I think it depends how extreme it is. I have a colleague who loves her dogs, and from time to time, she calls me in to look at pictures of 'the girls', or tell me if one of them is sick, or to relay something funny they did. I tell her about my children from time to time, but hopefully not every time I see her, or to the detriment of my work (indeed, I know not as I work very hard).

So, a little conversation can be a nice thing in a boring office, but once someone starts to dominate it is hard.

ReindeerHooves Wed 12-Dec-12 14:49:39

DH used to work with someone like this, only the ds was in his 20's. She'd be on the phone to him several times a day, micromanaging his life for him. Unsurprisingly he had no idea how to function as an adult and was constantly in trouble with the police.

There are a few of us in my office with children and we do discuss them as they're part of our lives, but no-one's a bore shit does that mean the bore's me?

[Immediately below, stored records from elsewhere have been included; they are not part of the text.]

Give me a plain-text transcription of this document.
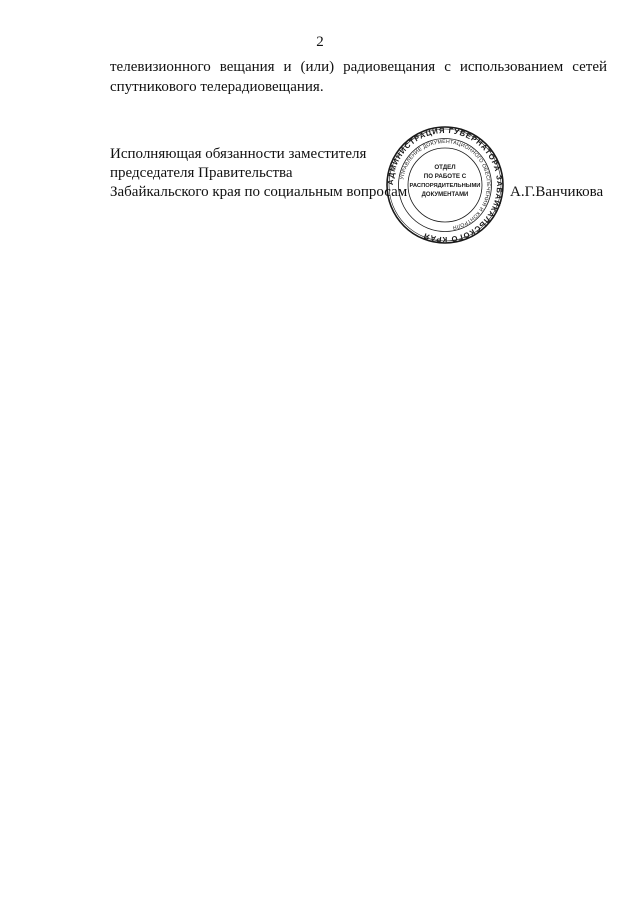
2
телевизионного вещания и (или) радиовещания с использованием сетей
спутникового телерадиовещания.
АДМИНИСТРАЦИЯ ГУБЕРНАТОРА ЗАБАЙКАЛЬСКОГО КРАЯ
УПРАВЛЕНИЕ ДОКУМЕНТАЦИОННОГО ОБЕСПЕЧЕНИЯ И КОНТРОЛЯ
ОТДЕЛ
ПО РАБОТЕ С
РАСПОРЯДИТЕЛЬНЫМИ
ДОКУМЕНТАМИ
Исполняющая обязанности заместителя
председателя Правительства
Забайкальского края по социальным вопросам	А.Г.Ванчикова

AngelOne Wed 12-Dec-12 17:16:54

There's someone like this at my work.

Her first child was born 4 years ago and she still hasn't got over it <eye roll>

Most other people in the office have young children too, but they manage to talk about many different topics. She ALWAYS brings it back to her children, she talks at length about breastfeeding, nappies, potty training long after everyone has stopped listening. She is also the perfect mother and knows best about every child related subject.

It's got to the point were newly pregnant first timers in the office are scared of announcing their pregnancy because they know she'll pounce on them every few minutes with 'advice' and anecdotes about her own pregnancy and birth.